When conversation in the place renewed, I glanced around to see what part of modern India looks like. Young guys with their motorcycle helmets and cell phones. (Interestingly, not many of them were talking on the phones. It may be that they’re expensive, or it may be that the service is so irregular they can’t get a call through; my experience bears out both situations.) Young girls dressed in tight western styles or pastel saris. Even a sprinkling of Sikh kids with their cell phones and turbins (I don’t detect any particular dress for Sikh girls.)

Went back out into the heat and walked for three blocks, counting the streets until I could get to the cool, air-conditioned comfort of Cottage. However, when I finally got there, I was dismayed to find that the AC in the place couldn’t keep pace with the heat; it was sweltering. I managed anyway. The CI here is a department store on a scale with Macy’s with each department having things like Maharastran carving, inlaid fretwork, teas or bronzes. All handmade, all unique, and much of it really beautiful. I would have lingered here for hours but for the fact that I was sweating from the walk to the place and it was hotter inside than the street had been.

As it was, I toughed things out for a couple of hours. First thing I did was locate the feeble AC outlets. Then I’d head off to look at brass and come back for a refresher at the hand-carved stone replicas department, where some intrepid clerk had rigged up a fan beside the pitiful trickle of cool-ish air coming through a vent. After my forehead had dried off a bit there, I’d venture off again to handmade bedspreads until I was embarrassed to be sweating so much and would head to the repros for refreshment again. So it went.

And, whew! the prices again! I don’t know if the heat affected my math or not, but things seemed kind of high here. Even the little bags of gift tea were $12. One thing on my mind, though, was the really nice wood carvings, like the Shiva playing the flute in the photo. For Christmas, David gave me way too much money to get something unique and worthwhile in India, and I’m thinking that might be it. I want to see it when I’m not so near heat prostration, though.

I’d had about as much sweat and dust as I could handle after a couple of hours, but I didn’t relish finding moto-rickshaw and making the hot trip back to the hotel, so I decided to head for one of the most elite hotels in the city -- the Imperial. This is a trick I discovered in Cairo: being an aging westerner, I can go into these swank places and have a beer in the greatest air conditioning in the city. Beer is about all I could afford in a place like that, but beer is enough. And since the Imperial was just across from the CI store, I moved as quickly as I could.

This is a great hotel – an old art deco place that even Gandhi and Mountbatten had used when discussion partition. It’s renovated brilliantly, and the marble floor tiles and colonnades reminded me of the Prado, a similar hotel in Barranquilla. Must be the same era….

Anyway, I got my beer. Draught beer was only sold in imperial pints, so I bit the bullet and got one.

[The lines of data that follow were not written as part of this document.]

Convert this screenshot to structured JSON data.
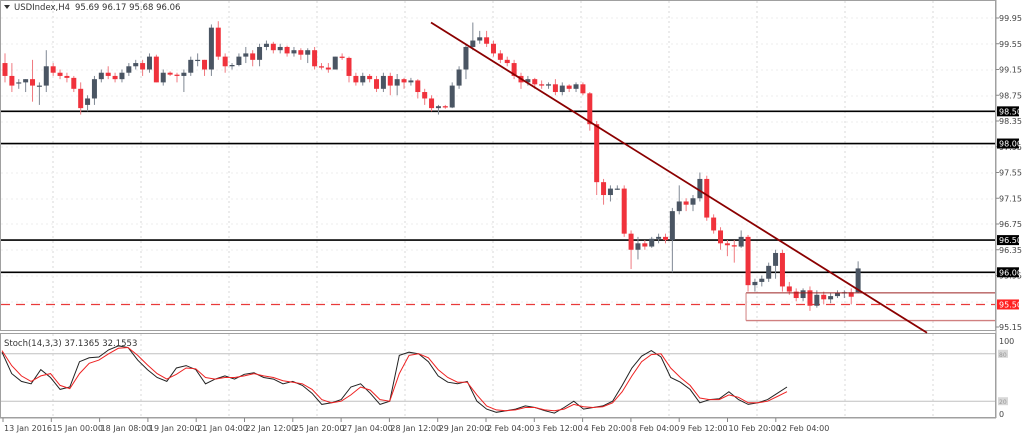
{
  "header": {
    "symbol_label": "USDIndex,H4",
    "ohlc_label": "95.69 96.17 95.68 96.06",
    "dropdown_icon": "triangle-down-icon"
  },
  "indicator": {
    "label": "Stoch(14,3,3) 37.1365 32.1553",
    "main_value": 37.1365,
    "signal_value": 32.1553,
    "levels": [
      80,
      20
    ],
    "scale_labels": [
      "100",
      "80",
      "20",
      "0"
    ]
  },
  "colors": {
    "bull": "#4a5563",
    "bear": "#f0323c",
    "trendline": "#8b0000",
    "level_line": "#000000",
    "dashed_level": "#e83a3a",
    "box_line": "#9b2020",
    "box_line_light": "#d08080",
    "stoch_main": "#222222",
    "stoch_signal": "#ee2222",
    "grid": "#d8d8d8"
  },
  "chart_data": [
    {
      "type": "candlestick",
      "title": "USDIndex,H4",
      "subtitle": "95.69 96.17 95.68 96.06",
      "ylim": [
        95.05,
        100.15
      ],
      "y_tick_labels": [
        "99.95",
        "99.55",
        "99.15",
        "98.75",
        "98.35",
        "97.95",
        "97.55",
        "97.15",
        "96.75",
        "96.35",
        "95.95",
        "95.15"
      ],
      "x_tick_labels": [
        "13 Jan 2016",
        "15 Jan 00:00",
        "18 Jan 08:00",
        "19 Jan 20:00",
        "21 Jan 04:00",
        "22 Jan 12:00",
        "25 Jan 20:00",
        "27 Jan 04:00",
        "28 Jan 12:00",
        "29 Jan 20:00",
        "2 Feb 04:00",
        "3 Feb 12:00",
        "4 Feb 20:00",
        "8 Feb 04:00",
        "9 Feb 12:00",
        "10 Feb 20:00",
        "12 Feb 04:00"
      ],
      "horizontal_levels": [
        {
          "price": 98.5,
          "label": "98.50",
          "style": "solid",
          "color": "#000000"
        },
        {
          "price": 98.0,
          "label": "98.00",
          "style": "solid",
          "color": "#000000"
        },
        {
          "price": 96.5,
          "label": "96.50",
          "style": "solid",
          "color": "#000000"
        },
        {
          "price": 96.0,
          "label": "96.00",
          "style": "solid",
          "color": "#000000"
        },
        {
          "price": 95.5,
          "label": "95.50",
          "style": "dashed",
          "color": "#e83a3a"
        }
      ],
      "trendline": {
        "from": {
          "x_index": 62,
          "price": 99.88
        },
        "to": {
          "x_index": 133,
          "price": 95.06
        },
        "color": "#8b0000"
      },
      "range_box": {
        "top_price": 95.68,
        "bottom_price": 95.25,
        "start_index": 108
      },
      "grid": true,
      "candles": [
        [
          99.25,
          99.4,
          98.95,
          99.05
        ],
        [
          99.05,
          99.25,
          98.8,
          98.9
        ],
        [
          98.95,
          99.0,
          98.85,
          98.95
        ],
        [
          98.95,
          99.0,
          98.8,
          99.0
        ],
        [
          99.0,
          99.3,
          98.65,
          98.9
        ],
        [
          98.9,
          98.95,
          98.6,
          98.9
        ],
        [
          98.9,
          99.45,
          98.8,
          99.2
        ],
        [
          99.2,
          99.25,
          99.05,
          99.1
        ],
        [
          99.1,
          99.15,
          99.0,
          99.05
        ],
        [
          99.05,
          99.1,
          98.95,
          99.02
        ],
        [
          99.02,
          99.05,
          98.8,
          98.85
        ],
        [
          98.85,
          98.95,
          98.45,
          98.55
        ],
        [
          98.6,
          98.75,
          98.5,
          98.7
        ],
        [
          98.7,
          99.05,
          98.6,
          99.0
        ],
        [
          99.0,
          99.15,
          98.95,
          99.1
        ],
        [
          99.1,
          99.2,
          99.0,
          99.05
        ],
        [
          99.05,
          99.1,
          98.95,
          99.0
        ],
        [
          99.0,
          99.15,
          98.95,
          99.1
        ],
        [
          99.1,
          99.25,
          99.05,
          99.2
        ],
        [
          99.2,
          99.3,
          99.15,
          99.25
        ],
        [
          99.25,
          99.3,
          99.05,
          99.15
        ],
        [
          99.15,
          99.4,
          99.1,
          99.35
        ],
        [
          99.35,
          99.38,
          98.95,
          98.95
        ],
        [
          98.95,
          99.15,
          98.9,
          99.1
        ],
        [
          99.1,
          99.12,
          99.05,
          99.07
        ],
        [
          99.07,
          99.1,
          98.95,
          99.05
        ],
        [
          99.05,
          99.15,
          98.8,
          99.1
        ],
        [
          99.1,
          99.35,
          99.05,
          99.3
        ],
        [
          99.3,
          99.4,
          99.2,
          99.3
        ],
        [
          99.3,
          99.3,
          99.05,
          99.15
        ],
        [
          99.15,
          99.85,
          99.05,
          99.8
        ],
        [
          99.8,
          99.9,
          99.3,
          99.35
        ],
        [
          99.35,
          99.4,
          99.1,
          99.2
        ],
        [
          99.2,
          99.25,
          99.15,
          99.22
        ],
        [
          99.22,
          99.4,
          99.2,
          99.35
        ],
        [
          99.35,
          99.5,
          99.25,
          99.4
        ],
        [
          99.4,
          99.45,
          99.2,
          99.3
        ],
        [
          99.3,
          99.55,
          99.2,
          99.5
        ],
        [
          99.5,
          99.6,
          99.45,
          99.55
        ],
        [
          99.55,
          99.58,
          99.4,
          99.45
        ],
        [
          99.45,
          99.55,
          99.4,
          99.5
        ],
        [
          99.5,
          99.52,
          99.35,
          99.4
        ],
        [
          99.4,
          99.5,
          99.35,
          99.45
        ],
        [
          99.45,
          99.48,
          99.3,
          99.38
        ],
        [
          99.38,
          99.48,
          99.25,
          99.45
        ],
        [
          99.45,
          99.5,
          99.15,
          99.2
        ],
        [
          99.2,
          99.25,
          99.15,
          99.18
        ],
        [
          99.18,
          99.25,
          99.1,
          99.15
        ],
        [
          99.15,
          99.35,
          99.15,
          99.35
        ],
        [
          99.35,
          99.4,
          99.3,
          99.33
        ],
        [
          99.33,
          99.35,
          98.95,
          99.05
        ],
        [
          99.05,
          99.1,
          98.9,
          98.95
        ],
        [
          98.95,
          99.1,
          98.9,
          99.05
        ],
        [
          99.05,
          99.08,
          98.95,
          99.0
        ],
        [
          99.0,
          99.05,
          98.8,
          98.85
        ],
        [
          98.85,
          99.1,
          98.8,
          99.05
        ],
        [
          99.05,
          99.1,
          98.75,
          98.9
        ],
        [
          98.9,
          99.08,
          98.75,
          99.0
        ],
        [
          99.0,
          99.02,
          98.85,
          98.95
        ],
        [
          98.95,
          99.02,
          98.9,
          98.98
        ],
        [
          98.98,
          99.0,
          98.7,
          98.8
        ],
        [
          98.8,
          98.85,
          98.6,
          98.7
        ],
        [
          98.7,
          98.75,
          98.5,
          98.55
        ],
        [
          98.55,
          98.6,
          98.45,
          98.58
        ],
        [
          98.58,
          98.6,
          98.54,
          98.56
        ],
        [
          98.56,
          98.95,
          98.55,
          98.9
        ],
        [
          98.9,
          99.2,
          98.85,
          99.15
        ],
        [
          99.15,
          99.55,
          99.0,
          99.5
        ],
        [
          99.5,
          99.88,
          99.45,
          99.6
        ],
        [
          99.6,
          99.75,
          99.55,
          99.65
        ],
        [
          99.65,
          99.75,
          99.5,
          99.55
        ],
        [
          99.55,
          99.6,
          99.35,
          99.4
        ],
        [
          99.4,
          99.45,
          99.25,
          99.3
        ],
        [
          99.3,
          99.35,
          99.2,
          99.25
        ],
        [
          99.25,
          99.3,
          99.0,
          99.05
        ],
        [
          99.05,
          99.1,
          98.85,
          98.95
        ],
        [
          98.95,
          99.05,
          98.9,
          99.0
        ],
        [
          99.0,
          99.02,
          98.85,
          98.92
        ],
        [
          98.92,
          98.98,
          98.85,
          98.9
        ],
        [
          98.9,
          98.95,
          98.85,
          98.92
        ],
        [
          98.92,
          99.0,
          98.75,
          98.8
        ],
        [
          98.8,
          98.95,
          98.75,
          98.9
        ],
        [
          98.9,
          98.92,
          98.8,
          98.85
        ],
        [
          98.85,
          98.95,
          98.8,
          98.92
        ],
        [
          98.92,
          98.95,
          98.75,
          98.78
        ],
        [
          98.78,
          98.8,
          98.2,
          98.3
        ],
        [
          98.3,
          98.35,
          97.2,
          97.4
        ],
        [
          97.4,
          97.45,
          97.05,
          97.2
        ],
        [
          97.2,
          97.35,
          97.1,
          97.3
        ],
        [
          97.3,
          97.35,
          97.28,
          97.3
        ],
        [
          97.3,
          97.35,
          96.55,
          96.6
        ],
        [
          96.6,
          96.65,
          96.05,
          96.35
        ],
        [
          96.35,
          96.55,
          96.2,
          96.45
        ],
        [
          96.45,
          96.5,
          96.35,
          96.4
        ],
        [
          96.4,
          96.55,
          96.38,
          96.52
        ],
        [
          96.52,
          96.6,
          96.45,
          96.55
        ],
        [
          96.55,
          96.6,
          96.45,
          96.5
        ],
        [
          96.5,
          97.0,
          96.0,
          96.95
        ],
        [
          96.95,
          97.35,
          96.9,
          97.1
        ],
        [
          97.1,
          97.15,
          96.95,
          97.05
        ],
        [
          97.05,
          97.2,
          96.95,
          97.15
        ],
        [
          97.15,
          97.55,
          97.1,
          97.45
        ],
        [
          97.45,
          97.5,
          96.8,
          96.85
        ],
        [
          96.85,
          96.9,
          96.6,
          96.65
        ],
        [
          96.65,
          96.7,
          96.35,
          96.45
        ],
        [
          96.45,
          96.5,
          96.25,
          96.42
        ],
        [
          96.42,
          96.5,
          96.15,
          96.4
        ],
        [
          96.4,
          96.65,
          96.38,
          96.55
        ],
        [
          96.55,
          96.58,
          95.7,
          95.8
        ],
        [
          95.8,
          95.9,
          95.7,
          95.85
        ],
        [
          95.85,
          95.95,
          95.78,
          95.9
        ],
        [
          95.9,
          96.15,
          95.85,
          96.1
        ],
        [
          96.1,
          96.35,
          95.9,
          96.3
        ],
        [
          96.3,
          96.35,
          95.7,
          95.78
        ],
        [
          95.78,
          95.85,
          95.65,
          95.7
        ],
        [
          95.7,
          95.75,
          95.55,
          95.6
        ],
        [
          95.6,
          95.75,
          95.55,
          95.72
        ],
        [
          95.72,
          95.78,
          95.4,
          95.48
        ],
        [
          95.48,
          95.72,
          95.45,
          95.65
        ],
        [
          95.65,
          95.7,
          95.5,
          95.58
        ],
        [
          95.58,
          95.68,
          95.52,
          95.63
        ],
        [
          95.63,
          95.72,
          95.6,
          95.68
        ],
        [
          95.68,
          95.72,
          95.6,
          95.69
        ],
        [
          95.69,
          95.75,
          95.5,
          95.62
        ],
        [
          95.69,
          96.17,
          95.68,
          96.06
        ]
      ]
    },
    {
      "type": "line",
      "title": "Stoch(14,3,3) 37.1365 32.1553",
      "ylim": [
        0,
        100
      ],
      "levels": [
        80,
        20
      ],
      "series": [
        {
          "name": "%K",
          "color": "#222222",
          "values": [
            82,
            55,
            45,
            42,
            60,
            50,
            35,
            38,
            70,
            75,
            76,
            85,
            90,
            88,
            72,
            60,
            50,
            45,
            62,
            65,
            60,
            42,
            48,
            52,
            48,
            54,
            56,
            50,
            48,
            42,
            45,
            40,
            30,
            16,
            18,
            22,
            38,
            42,
            30,
            16,
            20,
            78,
            82,
            80,
            70,
            52,
            44,
            42,
            45,
            20,
            10,
            6,
            8,
            10,
            14,
            12,
            8,
            5,
            12,
            20,
            10,
            12,
            14,
            20,
            40,
            62,
            77,
            84,
            76,
            50,
            44,
            35,
            18,
            22,
            23,
            32,
            22,
            16,
            18,
            22,
            30,
            38
          ]
        },
        {
          "name": "%D",
          "color": "#ee2222",
          "values": [
            84,
            65,
            52,
            45,
            52,
            55,
            40,
            36,
            55,
            68,
            72,
            80,
            87,
            88,
            78,
            66,
            55,
            48,
            54,
            62,
            61,
            50,
            48,
            50,
            50,
            52,
            55,
            52,
            50,
            46,
            44,
            42,
            35,
            22,
            18,
            20,
            28,
            38,
            34,
            22,
            20,
            55,
            78,
            80,
            75,
            60,
            50,
            44,
            44,
            28,
            14,
            9,
            8,
            9,
            12,
            12,
            9,
            8,
            10,
            16,
            13,
            12,
            13,
            18,
            32,
            52,
            70,
            79,
            80,
            62,
            50,
            40,
            24,
            22,
            22,
            28,
            25,
            18,
            18,
            20,
            26,
            32
          ]
        }
      ]
    }
  ]
}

I half felt like I’d pass out in the bar after so much beer on such a hot day, but I was thirsty, the AC was fantastic, so I took the risk. What a wonderful, refreshing break! When’s the last time you actually felt refreshed after a beer? I lingered and watched the far-wealthier-than-I at rest, not attracting much attention at all. This was much more my demographic than Connaught Pizza Hut.

Feeling amazingly renewed, I headed back to Connaught. Passed a car in the Imperial parking lot with an Orbitz sticker on the windshield, which gave me an idea – could you find Imperial discounts on Orbitz? What a great way to spend the last night in Delhi! I’ll have to check on that.
Stopped back by the CI place to have another look at Shiva, and strolled back to the hotel. Took a nice, pre-dinner nap, had a great alu gobi dinner, and slept like a log (after my strenuous day!).